And for members of The Hearth (i.e. founding members), on Saturday November 2 we’ll use our usual online Samhain retreat to have a conversation about the nature of the Wise Woman archetype. What is the nature of feminine wisdom, and how does it reveal itself during the second half of life?
In the meantime, I’d love to see some of you at one of the Wise Women events I’m doing in October and November; after that, I’ll be staying indoors and hunkering down for a good few months while I finish my next contracted book – more of which early next year. Here’s the final events list:
October 5, Exhale Festival (online): ‘Wise Women: Reimagining the second half of life’. Book here.
October 7, 5–6pm, ‘Hags and Wise Women: An Analysis of Older Women in European Fairy Tales’. Online lecture, Cambridge Research Network for Fairy-tale Studies, University of Cambridge. Book here.
October 13, 2.30pm, Ilkley Literature Festival. Book here. SOLD OUT
October 15, 8pm, Dartington Trust, Totnes: ‘Wise Women: In conversation with Sharon Blackie’; book here.

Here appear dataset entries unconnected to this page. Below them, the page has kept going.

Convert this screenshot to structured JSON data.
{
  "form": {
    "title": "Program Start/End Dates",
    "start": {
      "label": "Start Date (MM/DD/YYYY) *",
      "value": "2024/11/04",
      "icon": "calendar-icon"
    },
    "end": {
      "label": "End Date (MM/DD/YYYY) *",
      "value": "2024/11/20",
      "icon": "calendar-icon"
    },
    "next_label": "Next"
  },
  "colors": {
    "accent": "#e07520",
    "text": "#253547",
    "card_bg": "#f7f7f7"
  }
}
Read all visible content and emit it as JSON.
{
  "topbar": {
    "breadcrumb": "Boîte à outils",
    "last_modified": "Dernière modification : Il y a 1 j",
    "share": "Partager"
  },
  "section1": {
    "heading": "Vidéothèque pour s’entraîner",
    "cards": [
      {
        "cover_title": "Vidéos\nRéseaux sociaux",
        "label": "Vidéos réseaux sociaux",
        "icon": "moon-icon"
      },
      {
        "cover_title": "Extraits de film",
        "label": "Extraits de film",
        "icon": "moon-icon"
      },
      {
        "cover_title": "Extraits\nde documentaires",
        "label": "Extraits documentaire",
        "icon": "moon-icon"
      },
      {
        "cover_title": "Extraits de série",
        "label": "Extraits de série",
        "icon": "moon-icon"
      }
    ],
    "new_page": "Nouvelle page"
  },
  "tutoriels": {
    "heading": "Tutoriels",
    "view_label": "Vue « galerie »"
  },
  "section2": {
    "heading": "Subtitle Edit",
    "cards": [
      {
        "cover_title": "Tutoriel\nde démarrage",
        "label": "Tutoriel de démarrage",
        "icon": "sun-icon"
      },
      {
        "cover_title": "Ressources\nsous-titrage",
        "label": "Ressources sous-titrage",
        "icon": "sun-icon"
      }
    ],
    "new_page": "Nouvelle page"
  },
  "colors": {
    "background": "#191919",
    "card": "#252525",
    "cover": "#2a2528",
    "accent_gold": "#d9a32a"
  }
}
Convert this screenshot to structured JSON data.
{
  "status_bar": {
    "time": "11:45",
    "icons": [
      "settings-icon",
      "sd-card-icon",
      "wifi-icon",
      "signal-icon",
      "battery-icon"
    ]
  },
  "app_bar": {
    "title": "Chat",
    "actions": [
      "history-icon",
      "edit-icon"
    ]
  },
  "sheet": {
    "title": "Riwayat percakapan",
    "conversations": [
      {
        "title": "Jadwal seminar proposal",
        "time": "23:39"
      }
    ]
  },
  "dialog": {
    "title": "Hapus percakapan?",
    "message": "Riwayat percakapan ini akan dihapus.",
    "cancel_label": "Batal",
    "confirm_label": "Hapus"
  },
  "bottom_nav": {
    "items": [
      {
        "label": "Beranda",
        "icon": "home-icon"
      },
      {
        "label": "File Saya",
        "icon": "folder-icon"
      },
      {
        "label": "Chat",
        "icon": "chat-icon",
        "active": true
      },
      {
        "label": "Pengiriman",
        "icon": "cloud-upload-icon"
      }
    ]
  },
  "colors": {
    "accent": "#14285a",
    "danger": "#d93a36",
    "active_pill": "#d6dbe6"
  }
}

October 16, 7-8.30pm, 5×15 Bristol: ‘Wise Women: the menopause and beyond’. In conversation with Kate Muir. Book here.
October 21, 7.30pm, Topping & Co, Edinburgh: ‘Wise Women’. Book here
October 22, 7.30pm, Topping & Co, St Andrews: ‘Wise Women’. Book here
November 6, 7pm, Bookends, Carlisle: ‘Wise Women’. Booking info here.
November 8, 6pm, Bookshop by the Sea, Aberystwyth: ‘Wise Women’. Online event.
November 23, 10am–4pm, Alternatives London: rare daylong workshop on Wise Women and navigating the second half of life. Book here
November 27, 6.30pm, Collected Books, Durham: ‘Wise Women’. Book here.
Other publishing news
Many of you who are reading this newsletter are writers or aspiring writers who, I know, are interested in the mechanics and processes of the publishing business. My dear longstanding UK editor and the founder of September Publishing, Hannah MacDonald, writes a thoughtful and insightful regular column for September’s newsletter. In this quarter’s email, she writes (among other interesting things) about what a publishing imprint is – in the context of the very good news for her authors that a short while ago September became an imprint of Duckworth books, the oldest independent publisher in the UK. You can read this edition, and subscribe to September’s newsletter here.
Coming up
While I’m off gallivanting around the country to support Wise Women, October’s live online Fairy Tale Salon for paid subscribers will be taken over by the very wonderful New York-based story-witch Audrey di Mola, who hopefully you’re all familiar with by now. It’s on Saturday October 19, from 16.00 – 17.30 UK time. Cathy Martucci will host Audrey, and paid subscribers will receive a Zoom link the week before.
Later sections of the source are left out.